Especialistas na comunidade muçulmana referem que o Corão, livro sagrado do islão, não fala expressamente sobre a pena de morte por decapitação. Quanto muito, numa interpretação extremista, estabelece a regra do “olho por olho, dente por dente”, o que só iria abrir a possibilidade de utilizar uma faca ou espada na execução caso os jornalistas as tivessem utilizado antes. De acordo com os teólogos consultados pelo jornal espanhol, Maomé “só permite expressamente a mutilação de membros de ladrões.” A decapitação de alguém, não seria uma norma estabelecida pelo Corão, mas sim uma prática islâmica baseada num “hadith”, uma tradição.

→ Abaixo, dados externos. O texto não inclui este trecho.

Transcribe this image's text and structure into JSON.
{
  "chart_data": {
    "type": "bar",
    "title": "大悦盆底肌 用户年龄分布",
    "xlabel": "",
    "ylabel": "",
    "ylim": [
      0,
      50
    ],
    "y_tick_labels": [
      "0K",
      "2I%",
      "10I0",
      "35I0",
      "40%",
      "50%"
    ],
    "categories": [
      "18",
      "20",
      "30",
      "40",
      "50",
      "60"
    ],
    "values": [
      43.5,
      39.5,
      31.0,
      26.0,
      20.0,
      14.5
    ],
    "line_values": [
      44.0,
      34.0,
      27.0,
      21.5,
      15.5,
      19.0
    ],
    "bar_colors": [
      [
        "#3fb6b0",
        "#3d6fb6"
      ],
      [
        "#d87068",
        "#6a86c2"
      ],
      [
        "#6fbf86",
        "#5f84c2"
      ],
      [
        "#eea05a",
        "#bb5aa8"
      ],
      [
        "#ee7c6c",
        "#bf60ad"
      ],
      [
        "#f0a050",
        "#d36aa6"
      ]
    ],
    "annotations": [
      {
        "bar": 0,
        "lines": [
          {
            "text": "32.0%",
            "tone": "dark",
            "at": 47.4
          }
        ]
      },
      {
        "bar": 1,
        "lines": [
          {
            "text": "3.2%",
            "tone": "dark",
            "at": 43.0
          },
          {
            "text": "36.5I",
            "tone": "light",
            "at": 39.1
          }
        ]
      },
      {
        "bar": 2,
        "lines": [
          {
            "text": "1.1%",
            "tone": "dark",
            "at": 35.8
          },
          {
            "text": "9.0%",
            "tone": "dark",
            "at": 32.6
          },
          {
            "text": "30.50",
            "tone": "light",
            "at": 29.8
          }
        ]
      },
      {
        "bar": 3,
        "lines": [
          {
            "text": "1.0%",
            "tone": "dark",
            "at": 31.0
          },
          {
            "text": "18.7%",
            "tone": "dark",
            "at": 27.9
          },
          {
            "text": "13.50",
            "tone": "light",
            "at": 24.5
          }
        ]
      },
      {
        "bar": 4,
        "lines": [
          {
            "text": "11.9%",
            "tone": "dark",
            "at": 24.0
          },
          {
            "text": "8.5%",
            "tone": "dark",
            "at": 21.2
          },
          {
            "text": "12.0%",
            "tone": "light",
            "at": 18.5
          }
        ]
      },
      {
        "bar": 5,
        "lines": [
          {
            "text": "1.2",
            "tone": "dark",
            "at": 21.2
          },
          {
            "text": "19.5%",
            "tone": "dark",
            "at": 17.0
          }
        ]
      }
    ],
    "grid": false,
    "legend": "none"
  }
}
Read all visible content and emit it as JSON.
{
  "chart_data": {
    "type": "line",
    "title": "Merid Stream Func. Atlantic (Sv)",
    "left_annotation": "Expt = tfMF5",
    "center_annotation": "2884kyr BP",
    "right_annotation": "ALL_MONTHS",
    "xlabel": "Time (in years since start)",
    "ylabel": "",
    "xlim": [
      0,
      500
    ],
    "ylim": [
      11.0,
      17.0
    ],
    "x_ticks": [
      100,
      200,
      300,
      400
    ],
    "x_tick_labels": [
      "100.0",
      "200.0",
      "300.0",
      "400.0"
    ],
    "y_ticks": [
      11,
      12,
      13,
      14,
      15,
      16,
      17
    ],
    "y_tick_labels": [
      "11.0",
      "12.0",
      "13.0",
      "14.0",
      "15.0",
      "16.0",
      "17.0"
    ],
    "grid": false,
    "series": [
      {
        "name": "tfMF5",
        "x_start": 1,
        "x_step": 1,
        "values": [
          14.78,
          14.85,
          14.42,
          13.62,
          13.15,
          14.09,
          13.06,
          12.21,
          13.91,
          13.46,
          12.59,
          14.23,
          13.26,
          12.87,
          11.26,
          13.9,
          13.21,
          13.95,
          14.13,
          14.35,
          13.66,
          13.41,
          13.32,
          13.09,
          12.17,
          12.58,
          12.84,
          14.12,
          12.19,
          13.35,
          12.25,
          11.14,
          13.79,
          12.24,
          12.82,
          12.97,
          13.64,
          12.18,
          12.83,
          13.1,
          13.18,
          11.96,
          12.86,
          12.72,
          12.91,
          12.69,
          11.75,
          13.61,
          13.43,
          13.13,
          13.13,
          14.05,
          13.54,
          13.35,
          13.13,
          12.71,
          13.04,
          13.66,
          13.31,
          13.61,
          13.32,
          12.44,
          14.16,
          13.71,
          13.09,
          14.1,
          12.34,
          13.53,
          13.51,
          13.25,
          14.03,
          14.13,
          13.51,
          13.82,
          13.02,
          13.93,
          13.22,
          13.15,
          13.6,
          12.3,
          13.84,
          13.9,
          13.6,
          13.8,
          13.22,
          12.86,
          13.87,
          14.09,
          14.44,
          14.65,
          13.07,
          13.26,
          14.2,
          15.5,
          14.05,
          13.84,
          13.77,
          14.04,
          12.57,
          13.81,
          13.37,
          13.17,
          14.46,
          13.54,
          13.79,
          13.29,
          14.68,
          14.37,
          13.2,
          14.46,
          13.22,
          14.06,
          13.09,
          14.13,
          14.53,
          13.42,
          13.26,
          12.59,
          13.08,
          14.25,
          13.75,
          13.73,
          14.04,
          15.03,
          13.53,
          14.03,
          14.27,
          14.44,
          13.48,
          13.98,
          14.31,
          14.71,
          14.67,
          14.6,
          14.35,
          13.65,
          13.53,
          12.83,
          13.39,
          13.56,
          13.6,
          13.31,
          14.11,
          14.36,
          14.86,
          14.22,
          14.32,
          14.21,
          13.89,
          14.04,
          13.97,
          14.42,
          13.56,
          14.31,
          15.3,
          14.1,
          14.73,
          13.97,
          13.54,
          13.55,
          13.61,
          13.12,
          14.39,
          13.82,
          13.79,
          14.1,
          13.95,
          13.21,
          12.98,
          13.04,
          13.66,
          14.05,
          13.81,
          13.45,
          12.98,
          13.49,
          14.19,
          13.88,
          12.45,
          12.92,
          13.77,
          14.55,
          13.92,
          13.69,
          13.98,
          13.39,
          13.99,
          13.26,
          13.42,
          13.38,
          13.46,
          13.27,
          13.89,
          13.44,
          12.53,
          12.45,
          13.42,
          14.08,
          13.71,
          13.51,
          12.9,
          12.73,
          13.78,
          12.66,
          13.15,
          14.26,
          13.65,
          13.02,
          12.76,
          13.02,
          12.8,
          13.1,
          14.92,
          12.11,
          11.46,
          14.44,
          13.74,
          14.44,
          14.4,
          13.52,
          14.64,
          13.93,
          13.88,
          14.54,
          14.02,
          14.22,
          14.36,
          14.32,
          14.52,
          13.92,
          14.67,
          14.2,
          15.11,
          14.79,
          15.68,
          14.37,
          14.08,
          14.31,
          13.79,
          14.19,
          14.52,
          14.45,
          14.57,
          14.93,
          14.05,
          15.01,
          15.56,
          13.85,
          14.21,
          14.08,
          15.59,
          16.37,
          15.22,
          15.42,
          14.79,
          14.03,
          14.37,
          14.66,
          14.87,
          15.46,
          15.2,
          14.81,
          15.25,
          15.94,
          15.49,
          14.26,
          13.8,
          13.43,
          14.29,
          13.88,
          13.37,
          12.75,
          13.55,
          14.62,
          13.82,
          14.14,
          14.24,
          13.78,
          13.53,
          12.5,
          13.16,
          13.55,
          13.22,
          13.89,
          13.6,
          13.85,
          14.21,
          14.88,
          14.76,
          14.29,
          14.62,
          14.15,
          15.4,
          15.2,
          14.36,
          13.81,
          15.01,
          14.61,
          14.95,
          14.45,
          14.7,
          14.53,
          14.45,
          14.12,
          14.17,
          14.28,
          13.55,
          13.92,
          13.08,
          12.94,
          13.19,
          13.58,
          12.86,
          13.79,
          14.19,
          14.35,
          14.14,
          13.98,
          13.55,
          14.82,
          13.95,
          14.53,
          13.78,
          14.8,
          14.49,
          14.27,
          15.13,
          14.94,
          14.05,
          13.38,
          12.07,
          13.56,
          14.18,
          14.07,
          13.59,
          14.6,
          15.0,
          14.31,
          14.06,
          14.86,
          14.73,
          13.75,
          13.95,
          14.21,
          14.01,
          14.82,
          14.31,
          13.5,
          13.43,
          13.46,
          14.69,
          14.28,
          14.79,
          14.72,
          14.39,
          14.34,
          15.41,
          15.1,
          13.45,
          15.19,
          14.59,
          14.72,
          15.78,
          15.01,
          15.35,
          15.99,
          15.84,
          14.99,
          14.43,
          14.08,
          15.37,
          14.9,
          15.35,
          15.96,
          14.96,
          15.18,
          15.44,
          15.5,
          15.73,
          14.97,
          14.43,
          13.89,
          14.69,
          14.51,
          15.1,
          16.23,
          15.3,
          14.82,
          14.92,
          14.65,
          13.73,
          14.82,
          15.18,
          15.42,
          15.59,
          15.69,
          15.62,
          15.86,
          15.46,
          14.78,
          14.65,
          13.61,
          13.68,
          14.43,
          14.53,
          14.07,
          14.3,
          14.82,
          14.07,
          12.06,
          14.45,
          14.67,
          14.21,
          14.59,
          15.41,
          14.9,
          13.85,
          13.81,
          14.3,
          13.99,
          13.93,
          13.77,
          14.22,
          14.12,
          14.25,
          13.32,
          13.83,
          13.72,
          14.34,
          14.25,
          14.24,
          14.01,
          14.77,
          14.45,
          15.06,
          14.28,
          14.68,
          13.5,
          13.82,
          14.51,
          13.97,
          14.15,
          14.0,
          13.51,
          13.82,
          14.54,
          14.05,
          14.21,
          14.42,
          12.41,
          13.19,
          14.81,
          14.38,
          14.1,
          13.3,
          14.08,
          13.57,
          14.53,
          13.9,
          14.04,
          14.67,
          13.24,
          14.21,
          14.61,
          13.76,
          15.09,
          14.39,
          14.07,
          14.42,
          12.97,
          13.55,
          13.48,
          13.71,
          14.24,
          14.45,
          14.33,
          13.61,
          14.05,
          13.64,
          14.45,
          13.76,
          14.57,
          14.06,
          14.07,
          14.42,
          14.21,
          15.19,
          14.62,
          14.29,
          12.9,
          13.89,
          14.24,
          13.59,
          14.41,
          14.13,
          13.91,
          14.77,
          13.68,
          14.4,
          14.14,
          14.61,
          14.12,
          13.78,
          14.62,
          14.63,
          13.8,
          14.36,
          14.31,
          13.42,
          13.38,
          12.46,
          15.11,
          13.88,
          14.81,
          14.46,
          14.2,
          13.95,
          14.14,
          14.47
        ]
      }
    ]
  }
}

Mas nem todas as opiniões são consonantes. Alguns especialistas na comunidade islâmica afirmam que a execução por decapitação é uma prática presente no mundo muçulmano desde o século VII. Porém, assumem que utilizar esta técnica no século XXI quando o resto do mundo civilizado abandonou-a há muito tempo, o que corresponde a uma leitura sem dúvida radical e fundamentalista do islão.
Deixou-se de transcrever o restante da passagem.